Vocês já devem ter ouvido aquela frase de que as ideias estão circulando por aí e tudo o que nós podemos fazer é “capturá-las”. No jornalismo, isso é muito comum, tanto que costumamos falar que se você pensou em uma pauta, outros jornalistas devem ter pensado também. Então, é melhor se apressar para lançar primeiro. Essa costuma ser a lógica em uma rotina jornalística normal. Mas pressa nem sempre é sinônimo de qualidade, há outros modos de se fazer jornalismo sem esse tipo de cobrança.
Tudo isso para dizer que o assunto que trago nesta newsletter hoje, a ideia de discutir o que é “regionalismo” na literatura brasileira, foi adiantado porque um grande jornal acabou fazendo uma matéria sobre esse mesmo assunto recentemente. Era uma pauta muito parecida com a que já tinha escrito para a revista Nonada impressa, que deve sair em dezembro. Mas é da vida e do campo de trabalho. E obviamente o assunto não se esgota em matérias jornalísticas. Mas é isso, as ideias estão por aí, e mostra que o tema é de interesse, ou pelo menos, tem a tendência a conectar as pessoas. Trago então um pedaço da matéria que escrevi nessa news de hoje. Além disso, nessa edição também trazemos as tradicionais notas e os livros recebidos. Boa leitura!

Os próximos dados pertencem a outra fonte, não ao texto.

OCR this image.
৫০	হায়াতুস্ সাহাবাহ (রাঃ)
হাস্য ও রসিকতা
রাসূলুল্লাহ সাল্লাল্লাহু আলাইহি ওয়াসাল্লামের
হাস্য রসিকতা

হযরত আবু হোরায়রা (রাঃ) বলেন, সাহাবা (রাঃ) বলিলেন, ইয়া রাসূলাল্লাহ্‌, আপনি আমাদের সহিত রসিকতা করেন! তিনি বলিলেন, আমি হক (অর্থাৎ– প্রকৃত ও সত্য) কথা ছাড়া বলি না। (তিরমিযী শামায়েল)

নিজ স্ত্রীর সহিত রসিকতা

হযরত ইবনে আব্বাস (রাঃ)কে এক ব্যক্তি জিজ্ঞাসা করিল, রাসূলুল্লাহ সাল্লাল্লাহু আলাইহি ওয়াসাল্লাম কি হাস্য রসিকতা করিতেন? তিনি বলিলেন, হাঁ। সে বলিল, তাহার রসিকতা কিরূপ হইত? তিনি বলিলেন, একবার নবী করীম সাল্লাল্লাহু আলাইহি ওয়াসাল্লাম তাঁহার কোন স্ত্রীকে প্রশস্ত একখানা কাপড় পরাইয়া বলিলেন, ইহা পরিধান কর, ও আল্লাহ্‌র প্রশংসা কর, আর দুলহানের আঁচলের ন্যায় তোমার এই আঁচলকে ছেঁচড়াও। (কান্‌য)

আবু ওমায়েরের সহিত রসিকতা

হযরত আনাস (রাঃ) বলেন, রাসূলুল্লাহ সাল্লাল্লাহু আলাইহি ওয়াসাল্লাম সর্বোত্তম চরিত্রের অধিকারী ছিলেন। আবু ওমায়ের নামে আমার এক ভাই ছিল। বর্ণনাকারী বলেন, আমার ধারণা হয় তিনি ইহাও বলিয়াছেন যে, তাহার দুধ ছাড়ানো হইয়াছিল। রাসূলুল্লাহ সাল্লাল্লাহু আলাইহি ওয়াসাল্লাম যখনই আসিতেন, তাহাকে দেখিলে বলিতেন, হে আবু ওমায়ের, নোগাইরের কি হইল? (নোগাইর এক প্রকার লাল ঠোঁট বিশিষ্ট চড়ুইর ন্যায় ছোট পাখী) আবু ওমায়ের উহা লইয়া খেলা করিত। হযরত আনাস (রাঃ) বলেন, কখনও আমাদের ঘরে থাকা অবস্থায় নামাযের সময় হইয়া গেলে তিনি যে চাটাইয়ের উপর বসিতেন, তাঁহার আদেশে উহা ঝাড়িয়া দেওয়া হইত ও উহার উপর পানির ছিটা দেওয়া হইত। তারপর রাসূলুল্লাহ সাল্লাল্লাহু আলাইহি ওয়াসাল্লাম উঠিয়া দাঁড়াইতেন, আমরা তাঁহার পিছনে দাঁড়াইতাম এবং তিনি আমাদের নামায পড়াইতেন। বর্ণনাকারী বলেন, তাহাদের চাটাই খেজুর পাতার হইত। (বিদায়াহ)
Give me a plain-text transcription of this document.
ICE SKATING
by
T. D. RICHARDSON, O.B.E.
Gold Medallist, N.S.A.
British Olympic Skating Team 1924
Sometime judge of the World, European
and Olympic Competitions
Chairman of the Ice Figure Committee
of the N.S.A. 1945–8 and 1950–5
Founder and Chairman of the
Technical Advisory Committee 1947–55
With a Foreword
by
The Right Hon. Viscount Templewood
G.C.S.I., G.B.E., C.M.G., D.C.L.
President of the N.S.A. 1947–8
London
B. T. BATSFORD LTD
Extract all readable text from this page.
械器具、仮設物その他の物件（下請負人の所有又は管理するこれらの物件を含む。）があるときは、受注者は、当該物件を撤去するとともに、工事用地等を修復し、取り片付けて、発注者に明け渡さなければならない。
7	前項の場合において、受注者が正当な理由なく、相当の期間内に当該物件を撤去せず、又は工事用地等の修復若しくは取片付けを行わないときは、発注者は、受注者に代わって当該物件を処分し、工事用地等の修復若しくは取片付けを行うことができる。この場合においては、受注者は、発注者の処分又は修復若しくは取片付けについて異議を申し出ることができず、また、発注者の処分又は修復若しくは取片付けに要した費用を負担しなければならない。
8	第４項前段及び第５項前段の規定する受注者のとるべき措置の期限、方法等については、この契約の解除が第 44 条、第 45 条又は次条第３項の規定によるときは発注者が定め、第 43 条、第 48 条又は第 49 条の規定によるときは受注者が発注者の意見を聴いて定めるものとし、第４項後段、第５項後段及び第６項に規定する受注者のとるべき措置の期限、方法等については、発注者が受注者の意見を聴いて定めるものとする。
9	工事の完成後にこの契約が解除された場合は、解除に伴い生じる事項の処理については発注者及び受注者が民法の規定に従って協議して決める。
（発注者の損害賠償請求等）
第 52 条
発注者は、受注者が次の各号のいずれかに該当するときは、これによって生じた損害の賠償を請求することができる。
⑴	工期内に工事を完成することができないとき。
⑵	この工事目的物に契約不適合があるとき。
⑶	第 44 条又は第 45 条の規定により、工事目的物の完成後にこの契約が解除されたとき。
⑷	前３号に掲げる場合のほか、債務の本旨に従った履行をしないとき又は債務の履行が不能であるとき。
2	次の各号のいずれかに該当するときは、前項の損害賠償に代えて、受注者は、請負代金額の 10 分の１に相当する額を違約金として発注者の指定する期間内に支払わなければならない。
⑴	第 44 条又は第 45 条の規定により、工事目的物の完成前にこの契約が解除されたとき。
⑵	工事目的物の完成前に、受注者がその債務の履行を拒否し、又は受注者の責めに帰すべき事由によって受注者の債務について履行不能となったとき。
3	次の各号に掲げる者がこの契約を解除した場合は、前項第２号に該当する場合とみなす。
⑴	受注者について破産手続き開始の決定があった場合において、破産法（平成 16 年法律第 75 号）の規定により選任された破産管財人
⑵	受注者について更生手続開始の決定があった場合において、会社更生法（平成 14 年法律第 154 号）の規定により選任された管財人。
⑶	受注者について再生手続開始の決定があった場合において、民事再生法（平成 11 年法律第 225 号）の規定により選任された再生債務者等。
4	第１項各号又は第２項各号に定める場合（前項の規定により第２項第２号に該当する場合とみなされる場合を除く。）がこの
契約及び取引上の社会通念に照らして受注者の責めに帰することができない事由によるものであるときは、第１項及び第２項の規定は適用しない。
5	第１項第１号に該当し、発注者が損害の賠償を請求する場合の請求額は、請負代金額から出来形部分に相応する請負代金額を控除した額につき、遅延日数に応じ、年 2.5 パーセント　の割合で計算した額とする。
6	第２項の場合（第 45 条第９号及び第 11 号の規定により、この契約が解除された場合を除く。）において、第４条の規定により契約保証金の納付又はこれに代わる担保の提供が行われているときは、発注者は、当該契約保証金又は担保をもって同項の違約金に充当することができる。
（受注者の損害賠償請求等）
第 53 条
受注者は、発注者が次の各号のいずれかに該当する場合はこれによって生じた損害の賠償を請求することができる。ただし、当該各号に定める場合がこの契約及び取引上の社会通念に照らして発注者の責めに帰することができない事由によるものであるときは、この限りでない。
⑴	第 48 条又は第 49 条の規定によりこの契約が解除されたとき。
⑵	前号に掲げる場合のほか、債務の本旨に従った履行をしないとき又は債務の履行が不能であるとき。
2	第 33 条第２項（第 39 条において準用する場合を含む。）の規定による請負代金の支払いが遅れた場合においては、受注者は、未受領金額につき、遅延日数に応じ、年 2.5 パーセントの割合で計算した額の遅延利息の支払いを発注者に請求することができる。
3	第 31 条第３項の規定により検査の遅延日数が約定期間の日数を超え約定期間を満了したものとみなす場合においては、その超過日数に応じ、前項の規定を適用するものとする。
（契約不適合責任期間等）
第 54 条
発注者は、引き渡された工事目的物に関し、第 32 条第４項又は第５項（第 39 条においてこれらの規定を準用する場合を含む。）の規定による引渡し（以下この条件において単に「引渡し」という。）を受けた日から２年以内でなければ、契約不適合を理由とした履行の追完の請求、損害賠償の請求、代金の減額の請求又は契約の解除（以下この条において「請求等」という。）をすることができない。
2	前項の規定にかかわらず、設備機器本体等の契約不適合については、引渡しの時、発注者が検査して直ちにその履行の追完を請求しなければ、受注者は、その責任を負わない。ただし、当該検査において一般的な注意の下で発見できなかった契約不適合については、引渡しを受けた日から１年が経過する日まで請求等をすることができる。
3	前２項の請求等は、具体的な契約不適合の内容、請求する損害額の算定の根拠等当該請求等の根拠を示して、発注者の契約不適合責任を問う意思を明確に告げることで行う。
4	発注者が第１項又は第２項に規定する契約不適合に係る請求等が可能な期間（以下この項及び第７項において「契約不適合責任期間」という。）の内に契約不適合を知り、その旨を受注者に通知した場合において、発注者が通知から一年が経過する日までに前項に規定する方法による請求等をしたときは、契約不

Em busca de respostas para algumas questões complicadas, conversamos com os escritores e escritoras Cristhiano Aguiar, Fernanda Bastos e Monique Malcher. Aguiar nasceu em Campina Grande, na Paraíba, e é autor de Gótico Nordestino, além de ser professor de literatura na Universidade Presbiteriana Mackenzie; a paraense Malcher é antropóloga, artista plástica e ganhou o prêmio Jabuti de literatura em 2021 na categoria contos com o livro Flor de Gume; já Fernanda Bastos é jornalista, poeta, editora na Figura de Linguagem e também uma das curadoras da Festa Literária Internacional de Paraty (FLIP), um dos eventos mais consagrados na área e que começa essa semana.
Atualmente me parece que muito do que era tratado como literatura "regional" antigamente atualmente é considerado "brasilidade", embora sempre exista essa questão do local x universal, pensando aqui também no autor fora do eixo Rio-SP e do eixo Rio-SP. Como você observa essa questão?
Monique Malcher: É muito perigoso falar de brasilidades na literatura, me soa como se algumas coisas fossem Brasil e outras não. Me preocupa essa tentativa de tradução do que uma comunidade é para caber na visão do outro, e esse outro se vê muitas vezes como aquele que descobre, que dá voz. Como se nossas vozes não existissem ou precisassem de um salvador para contar nossas histórias, impasses, lutas. Não se compreende ainda sobre a diferença entre centros econômicos e centros culturais. A centralidade é pautada pelo capital, essa é a verdade. As noções territoriais estão atreladas aos olhares colonizados que construíram esse país.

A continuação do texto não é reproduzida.